Mai Yamakawa, MD, University of California Los Angeles, Perry Shieh, MD, PhD, University of California, Los Angeles

29-year-old woman of Armenian descent presented for slowly progressive weakness, numbness, and imbalance since age of 9 years, associated with asymmetric ptosis, migraines, neuropathic pain, and muscle cramps. Family history was significant for mildly affected brother. She was diagnosed as CMT in 1996 without genetic diagnosis. Neurological exam revealed anisocoria, left ptosis, symmetric distal weakness, areflexia, and stocking-and-glove pattern of sensory loss in all modality. EMG/NCS showed severe sensorimotor axonal polyneuropathy. Targeted genetic testing for CMT in 1999 and clinical whole exome sequencing in 2014 did not reveal causative mutations. Whole genome sequencing in 2017 revealed compound heterozygous mutation in MPV17 gene (c. 206G>A (p. Trp69*), c. 376-9T>G (3’- splice site mutation that results in in-frame deletion of 11 amino acids)). MPV17 is nuclear DNA that encodes a putative channel-forming protein that localizes in the inner mitochondrial membrane and is involved in mitochondrial deoxynucleotide homeostasis. MPV17 mutations are associated with mitochondrial DNA depletion syndrome 6 with reported multiple mtDNA deletions 6. One of the reported phenotypes is an axonal sensorimotor polyneuropathy (CMT2EE) as in this patient.
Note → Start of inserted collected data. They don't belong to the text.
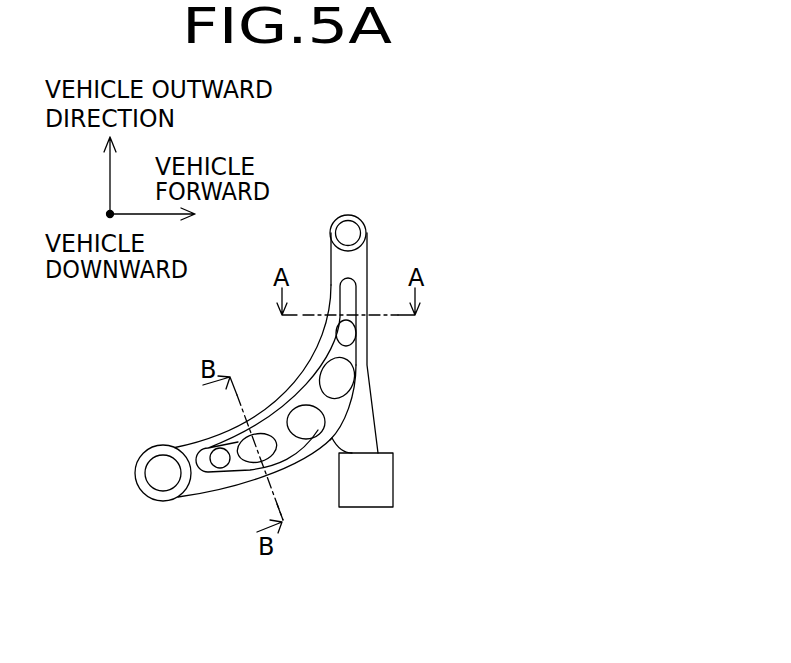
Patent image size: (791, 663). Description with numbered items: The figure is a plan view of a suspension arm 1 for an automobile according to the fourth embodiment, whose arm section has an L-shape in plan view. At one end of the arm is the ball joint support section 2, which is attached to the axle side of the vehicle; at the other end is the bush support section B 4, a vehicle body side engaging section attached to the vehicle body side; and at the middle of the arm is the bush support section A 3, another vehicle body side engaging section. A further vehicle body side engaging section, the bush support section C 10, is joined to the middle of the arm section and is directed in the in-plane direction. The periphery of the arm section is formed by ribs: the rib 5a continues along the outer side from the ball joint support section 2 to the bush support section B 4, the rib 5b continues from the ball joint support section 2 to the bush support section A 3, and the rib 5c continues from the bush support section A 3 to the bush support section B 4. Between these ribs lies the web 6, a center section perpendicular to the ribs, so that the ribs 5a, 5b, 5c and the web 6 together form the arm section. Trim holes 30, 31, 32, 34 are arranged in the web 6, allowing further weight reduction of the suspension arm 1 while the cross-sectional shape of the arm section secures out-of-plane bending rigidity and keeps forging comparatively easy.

The suspension arm 1 is at (377, 256).
The ball joint support section 2 is at (348, 222).
The bush support section A 3 is at (220, 457).
The bush support section B 4 is at (135, 474).
The rib 5a is at (322, 353).
The rib 5b is at (358, 360).
The rib 5c is at (307, 458).
The web 6 is at (277, 425).
The bush support section C 10 is at (387, 480).
The trim hole 30 is at (250, 458).
The trim hole 31 is at (312, 420).
The trim hole 32 is at (337, 378).
The trim hole 34 is at (346, 333).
Our patient pursued in vitro fertilization with a sperm donor who was confirmed negative for mutations in MPV17, followed by routine prenatal genetic testing. It is possible, however, that the fertilized oocyte may have mitochondria with mtDNA deletions due to the mother’s mutation, and thus the embryo may have inherited mtDNA deletions. There are no reported cases of symptomatic mitochondrial DNA depletion syndrome patients who pursued pregnancy, as most patients are severely affected by infancy. Prenatal genetic counseling for mitochondrial diseases is based on guidelines for asymptomatic carriers and mildly affected mothers by mtDNA mutations, and not for mitochondrial DNA depletion syndrome. Appropriate pre-pregnancy consultation by a multidisciplinary team is needed to deliver optimal genetic counseling throughout pregnancy due to the unique pathophysiology.